Comment 9 Martin Prpič 2011-06-02 13:34:34 UTC
    Technical note added. If any revisions are required, please edit the "Technical Notes" field
    accordingly. All revisions will be proofread by the Engineering Content Services team.
    
    New Contents:
An NFS server uses reference-counted structures, called auth_domains, to identify which group of clients (for example, 192.168.0.0/24 or *.foo.edu) the client who sent an RPC request belongs to. The server NLM code incorrectly took an extra reference of the auth_domain associated with each NLM RPC request, and never dropped that reference. The reference count is an unsigned 32-bit value, so after 232 (about 4 billion) lock operations from the same client or group of clients, the reference count would overflow to 0, and the kernel would incorrectly think that the auth_domain should be freed. As a result, the kernel would panic. This update removes the extra reference-count increment from the server NLM code, and the kernel no longer panics.

Comment 10 J. Bruce Fields 2011-06-02 15:06:29 UTC
    Technical note updated. If any revisions are required, please edit the "Technical Notes" field
    accordingly. All revisions will be proofread by the Engineering Content Services team.
    
    Diffed Contents:
@@ -1 +1 @@
-An NFS server uses reference-counted structures, called auth_domains, to identify which group of clients (for example, 192.168.0.0/24 or *.foo.edu) the client who sent an RPC request belongs to.

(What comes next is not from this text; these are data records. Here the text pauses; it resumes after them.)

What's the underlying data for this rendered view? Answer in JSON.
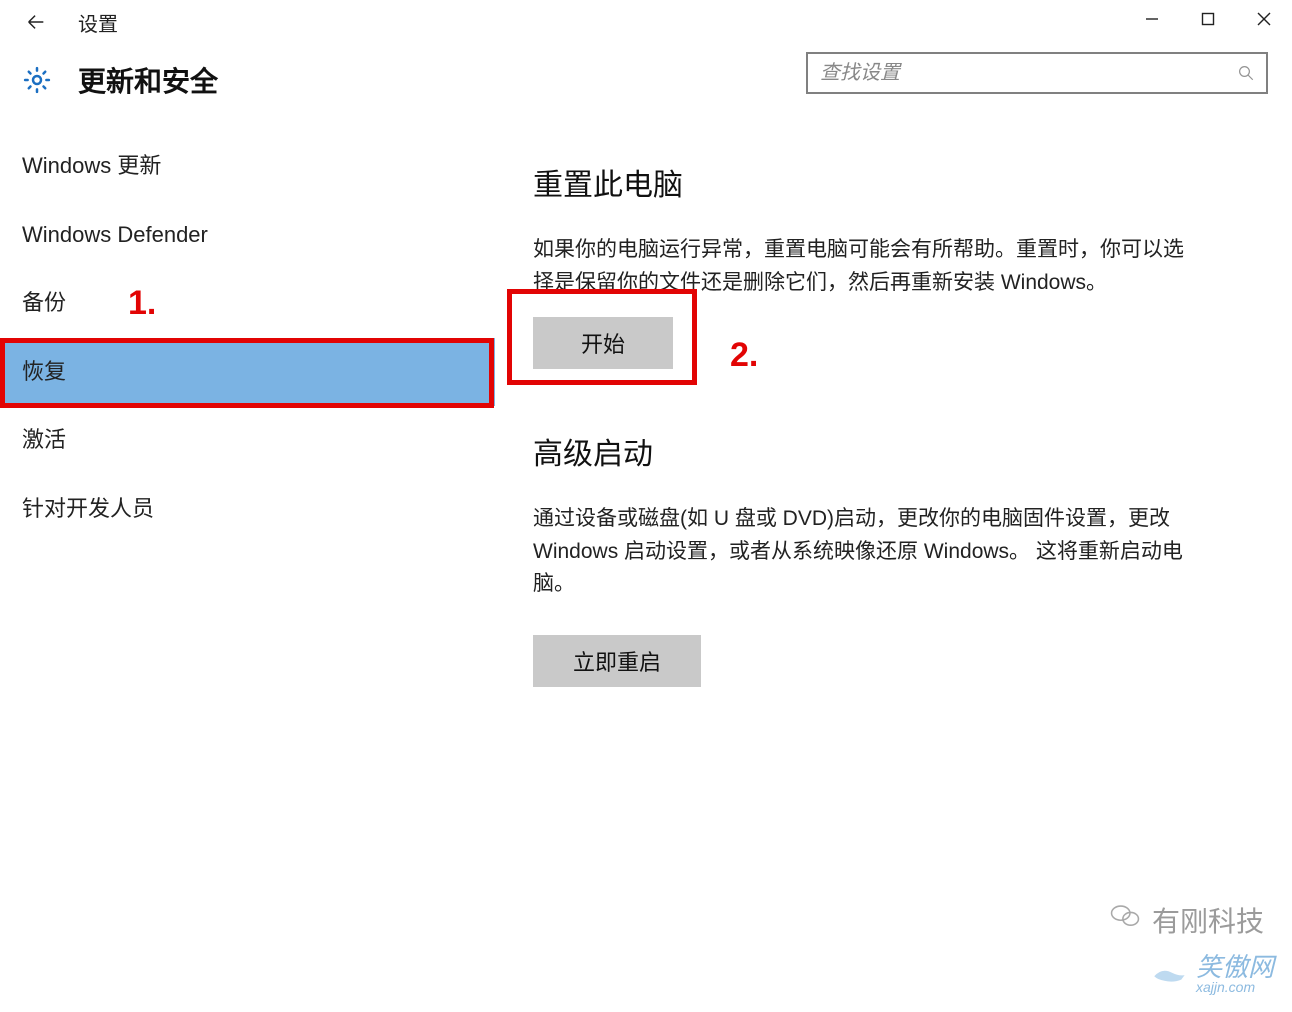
{
  "window": {
    "title": "设置",
    "minimize_label": "Minimize",
    "maximize_label": "Maximize",
    "close_label": "Close"
  },
  "header": {
    "section_title": "更新和安全",
    "search_placeholder": "查找设置"
  },
  "sidebar": {
    "items": [
      {
        "label": "Windows 更新",
        "id": "windows-update"
      },
      {
        "label": "Windows Defender",
        "id": "windows-defender"
      },
      {
        "label": "备份",
        "id": "backup"
      },
      {
        "label": "恢复",
        "id": "recovery",
        "selected": true
      },
      {
        "label": "激活",
        "id": "activation"
      },
      {
        "label": "针对开发人员",
        "id": "for-developers"
      }
    ]
  },
  "main": {
    "reset": {
      "heading": "重置此电脑",
      "description": "如果你的电脑运行异常，重置电脑可能会有所帮助。重置时，你可以选择是保留你的文件还是删除它们，然后再重新安装 Windows。",
      "button_label": "开始"
    },
    "advanced": {
      "heading": "高级启动",
      "description": "通过设备或磁盘(如 U 盘或 DVD)启动，更改你的电脑固件设置，更改 Windows 启动设置，或者从系统映像还原 Windows。 这将重新启动电脑。",
      "button_label": "立即重启"
    }
  },
  "annotations": {
    "step1": "1.",
    "step2": "2."
  },
  "watermarks": {
    "brand1": "有刚科技",
    "brand2": "笑傲网",
    "brand2_sub": "xajjn.com"
  },
  "colors": {
    "accent_selection": "#7bb3e3",
    "annotation_red": "#e20404",
    "button_gray": "#c9c9c9"
  }
}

The server NLM code incorrectly took an extra reference of the auth_domain associated with each NLM RPC request, and never dropped that reference. The reference count is an unsigned 32-bit value, so after 232 (about 4 billion) lock operations from the same client or group of clients, the reference count would overflow to 0, and the kernel would incorrectly think that the auth_domain should be freed. As a result, the kernel would panic. This update removes the extra reference-count increment from the server NLM code, and the kernel no longer panics.+An NFS server uses reference-counted structures, called auth_domains, to identify which group of clients (for example, 192.168.0.0/24 or *.foo.edu) the client who sent an RPC request belongs to. The server NLM code incorrectly took an extra reference of the auth_domain associated with each NLM RPC request, and never dropped that reference. The reference count is an unsigned 32-bit value, so after 2^32 (about 4 billion) lock operations from the same client or group of clients, the reference count would overflow to 0, and the kernel would incorrectly think that the auth_domain should be freed. As a result, the kernel would panic. This update removes the extra reference-count increment from the server NLM code, and the kernel no longer panics.